Unfortunately, low inventory was an issue before the Fed got involved. So their attempt to tame the housing market might be in vain, at least partially.
This might also explain, why despite markedly higher mortgage rates, the typical U.S. home value surpassed $350,000 for the first time ever in June.
Per Zillow, national home prices increased 1.4% from May to June, their fourth monthly gain in a row.
That put the typical home at $350,213, nearly 1% above the price seen the previous June, and just enough to beat out the old Zillow Home Value Index (ZHVI) record set last July.
It’s All About the Inventory, or Lack Thereof
If we shift our attention away from mortgage rates, and instead focus on available inventory, the current state of the housing market begins to make a lot more sense.
When you realize there are virtually no homes for sale, it begins to explain why home prices are up in spite of near-7% mortgage rates.
The latest piece of data on the inventory front comes courtesy of Redfin, which reported that the turnover rate is the lowest it has been in at least a decade.
This is defined as the number of homes that are listed divided by the total number of sellable properties that exist in a given area.
It includes all residential properties, including single-family homes, condos/townhouses, and 2-4 unit properties.
Just 14 out of every 1,000 U.S. homes changed hands during the first half of 2023, compared to 19 of every 1,000 during the same period in 2019.

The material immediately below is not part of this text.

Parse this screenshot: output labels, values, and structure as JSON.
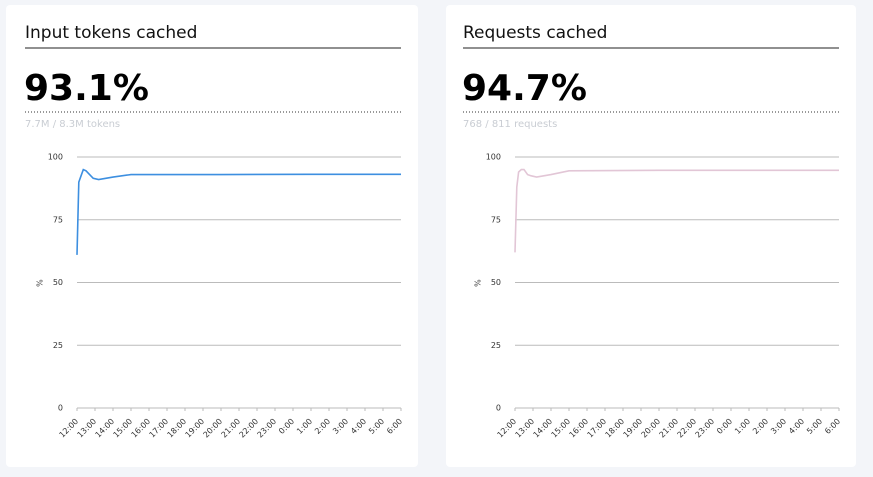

Looked at another way, prospective home buyers have 28% fewer homes to choose from versus four years ago.
And it was already slim pickings back then, before the pandemic upended the U.S. housing market.
California appears to be the hardest hit, with roughly six of every 1,000 homes in San Jose selling this year. Similar low turnover rates can be found in nearby Oakland, as well as down south in San Diego.

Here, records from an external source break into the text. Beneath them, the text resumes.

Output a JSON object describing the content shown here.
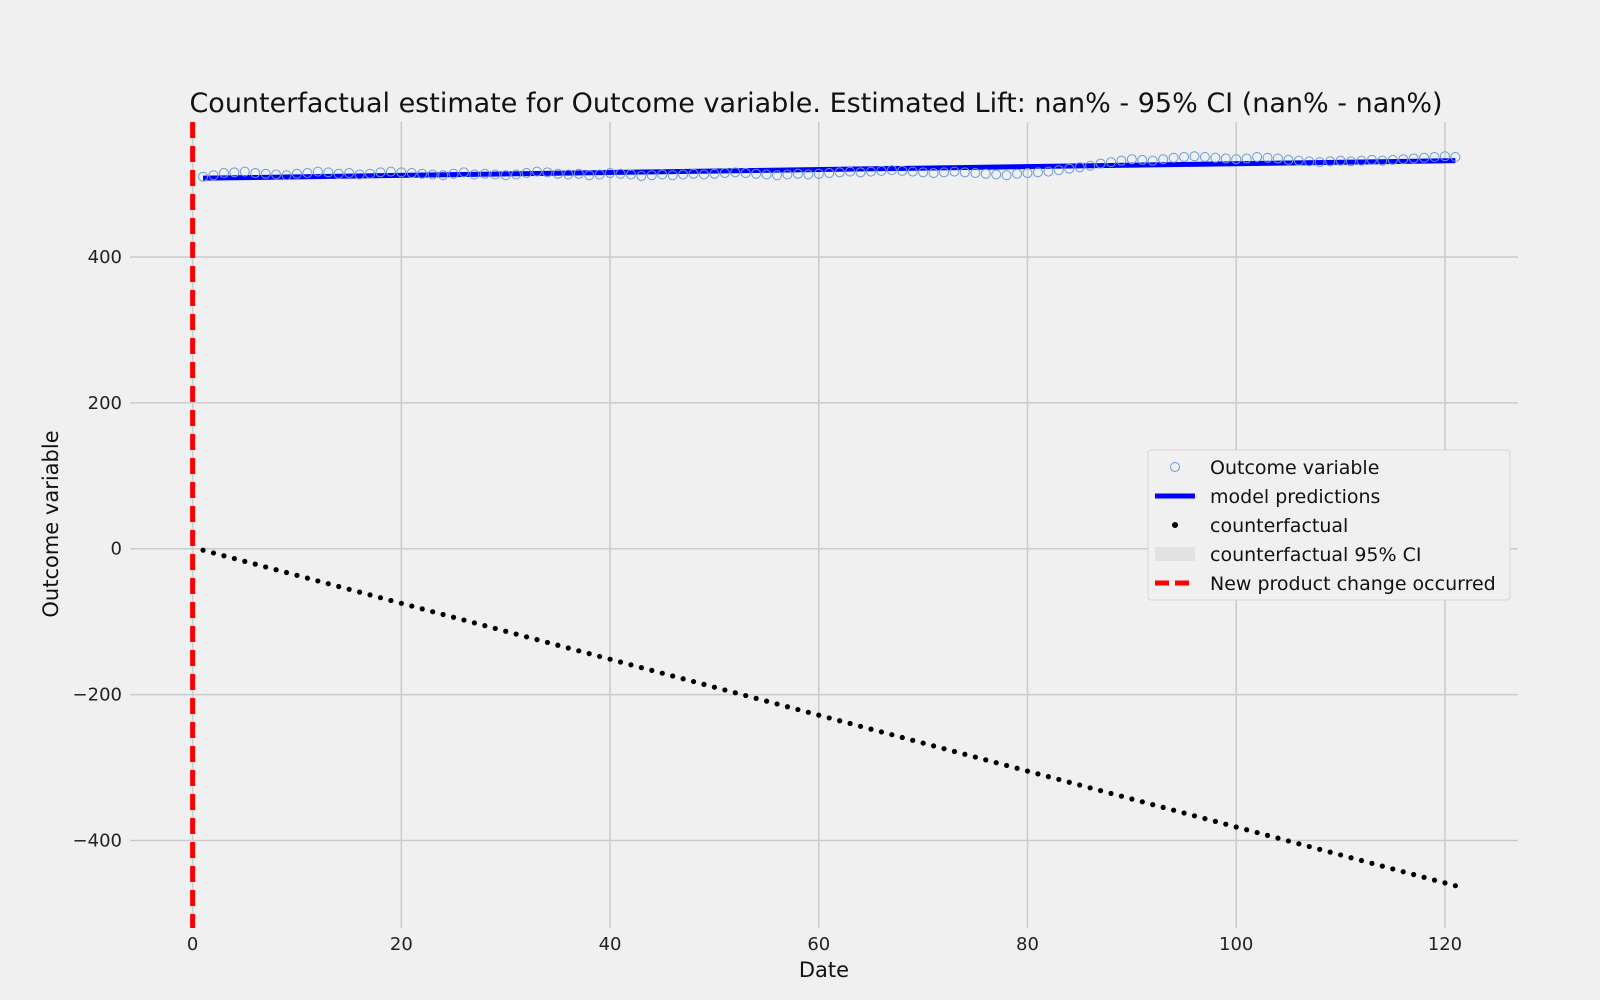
{
  "chart_data": {
    "type": "line",
    "title": "Counterfactual estimate for Outcome variable. Estimated Lift: nan% - 95% CI (nan% - nan%)",
    "xlabel": "Date",
    "ylabel": "Outcome variable",
    "xlim": [
      -6,
      127
    ],
    "ylim": [
      -520,
      585
    ],
    "xticks": [
      0,
      20,
      40,
      60,
      80,
      100,
      120
    ],
    "yticks": [
      -400,
      -200,
      0,
      200,
      400
    ],
    "xtick_labels": [
      "0",
      "20",
      "40",
      "60",
      "80",
      "100",
      "120"
    ],
    "ytick_labels": [
      "−400",
      "−200",
      "0",
      "200",
      "400"
    ],
    "grid": true,
    "legend_position": "center-right",
    "intervention_x": 0,
    "series": [
      {
        "name": "Outcome variable",
        "style": "hollow-markers",
        "color": "#6a9bd8",
        "x_start": 1,
        "x_step": 1,
        "values": [
          510,
          512,
          515,
          516,
          517,
          515,
          514,
          513,
          512,
          514,
          515,
          517,
          516,
          514,
          515,
          513,
          514,
          516,
          517,
          516,
          515,
          514,
          513,
          512,
          514,
          516,
          513,
          514,
          513,
          512,
          513,
          515,
          517,
          516,
          514,
          513,
          514,
          512,
          513,
          515,
          514,
          513,
          511,
          512,
          513,
          512,
          513,
          514,
          513,
          514,
          515,
          516,
          515,
          514,
          513,
          512,
          513,
          514,
          513,
          514,
          515,
          516,
          517,
          516,
          517,
          518,
          519,
          518,
          517,
          516,
          515,
          516,
          517,
          516,
          515,
          514,
          513,
          512,
          514,
          515,
          516,
          517,
          519,
          521,
          523,
          525,
          528,
          530,
          532,
          534,
          533,
          532,
          534,
          536,
          537,
          538,
          537,
          536,
          535,
          534,
          535,
          537,
          536,
          535,
          533,
          532,
          531,
          530,
          531,
          532,
          531,
          532,
          533,
          532,
          533,
          534,
          535,
          536,
          537,
          538,
          537
        ]
      },
      {
        "name": "model predictions",
        "style": "line",
        "color": "#0000ff",
        "x": [
          1,
          121
        ],
        "y": [
          508,
          532
        ]
      },
      {
        "name": "counterfactual",
        "style": "dots",
        "color": "#000000",
        "x": [
          1,
          121
        ],
        "y": [
          -2,
          -462
        ],
        "points": 121
      },
      {
        "name": "counterfactual 95% CI",
        "style": "band",
        "color": "#e2e2e2"
      },
      {
        "name": "New product change occurred",
        "style": "dashed-vline",
        "color": "#ff0000"
      }
    ]
  }
}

They add that the “pandemic homebuying boom depleted supply, and it hasn’t been replenished because homeowners are hanging onto their relatively low mortgage rates.”
This is known as the mortgage rate lock-in effect, or golden handcuffs to some.

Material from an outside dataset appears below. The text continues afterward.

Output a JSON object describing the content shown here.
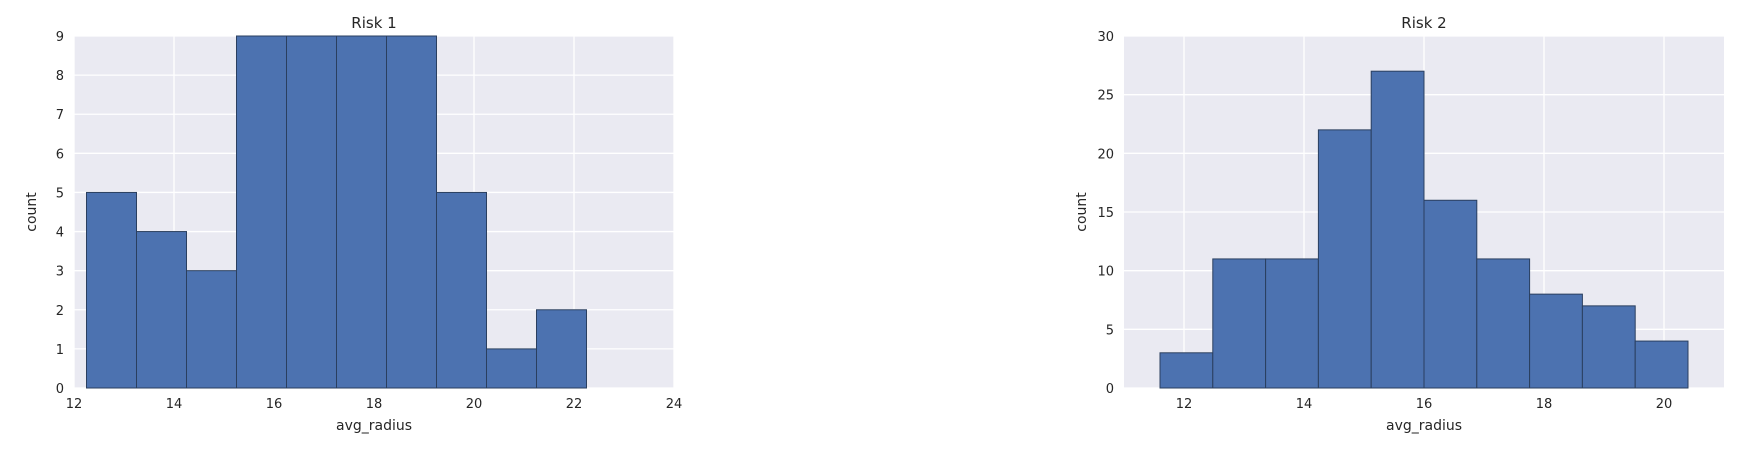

Simply put, homeowners can’t (due to affordability) or are unwilling (due to the price disparity) to give up their current 2-3% mortgage rate.
As such, existing home supply is basically nonexistent. And the only supply in town is coming via the home builders, who incidentally are enjoying this odd dynamic at the moment.
Last week, the National Association of Realtors 2023 Member Profile revealed that a shortage of housing supply was the biggest impediment to their clients buying a home.
NAR also noted that housing inventory fell to the lowest level recorded since the year 1999.
Home Prices Defying Gravity Thanks to Low Supply
Zillow said there were 28% fewer new listings this June versus last June. We’ll find out soon if inventory gets even worse.
But they added it might be “the low water point for year-over-year comparisons in new listings” because inventory plunged last July.
So we might not see as many startling headlines regarding low supply since it’ll be hard to go much lower, at least relative to recent readings.
Regardless, it’s clear that a lack of supply, well below healthy levels of 4-5 months, is allowing home prices to defy gravity as interest rates remain elevated.
This differs tremendously from the boom years of the early 2000s, when there was an oversupply of homes (8-9 months), similar mortgage rates, and exotic financing to boot.
It also explains why home prices aren’t dropping, despite much higher mortgage rates and poor affordability.
And why many forecasts now have home prices gaining steam, with CoreLogic predicting an increase of 4.5% by May 2024.
In other words, don’t expect home prices to fall anytime soon because of high mortgage rates. Instead, watch inventory.
If inventory starts rising, you can begin to make the argument for falling home prices.